A Space Between Worlds
Wassaic Project, 37 Furnace Bank Road, Wassaic, New York
Through March 15
Installed throughout the seven floors of the Maxon Mills building, AKA Wassaic Project in Wassaic, nine artists build their own worlds. Curated by Eve Biddle, Bowie Zunino, Jeff Barnett-Winsby, and Will Hutnick, the various installations of mixed media artworks reveal a range of creative focus and fantastical thinking.
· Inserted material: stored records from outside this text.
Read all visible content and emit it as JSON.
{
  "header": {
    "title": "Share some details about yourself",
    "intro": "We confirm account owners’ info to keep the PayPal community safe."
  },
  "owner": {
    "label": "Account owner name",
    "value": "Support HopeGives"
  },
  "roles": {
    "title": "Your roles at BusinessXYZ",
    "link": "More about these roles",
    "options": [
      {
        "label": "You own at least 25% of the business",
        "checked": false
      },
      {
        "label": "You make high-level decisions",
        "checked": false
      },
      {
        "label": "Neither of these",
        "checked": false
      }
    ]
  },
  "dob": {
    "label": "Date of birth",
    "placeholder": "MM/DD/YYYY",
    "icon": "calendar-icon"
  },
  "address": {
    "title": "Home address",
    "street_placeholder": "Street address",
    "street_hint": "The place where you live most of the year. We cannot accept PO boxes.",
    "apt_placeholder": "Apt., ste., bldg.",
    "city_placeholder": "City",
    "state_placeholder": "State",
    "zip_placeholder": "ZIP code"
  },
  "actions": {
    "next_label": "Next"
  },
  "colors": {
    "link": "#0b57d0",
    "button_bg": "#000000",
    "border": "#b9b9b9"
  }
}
Paolo Arao’s sewn cotton “In Verse” (2024) and “Intervals (Prisms)” (2024) are strikingly geometric, while Amira Pualwan’s handwoven cotton “Flame v Flood” (2023) appears to vibrate with a graphic pulse. “Kitchen Window” (2024) by Mary Tooley Parker is an impressive work of hooked tapestry that details a common kitchen scene with such sensitivity that I found myself moved to tears, and“Honey” (2024) by Dana Robinson is a lovely Dada-inspired collage of random objects that float along in a timeless realm. “You are now Egungun: (2017) by Jamal Ademola is the futuristic representative from A Space Between World— it depicts a figure that looks as if it stepped right out of a Nick Cave work, cloaked in an outrageous glittery ensemble.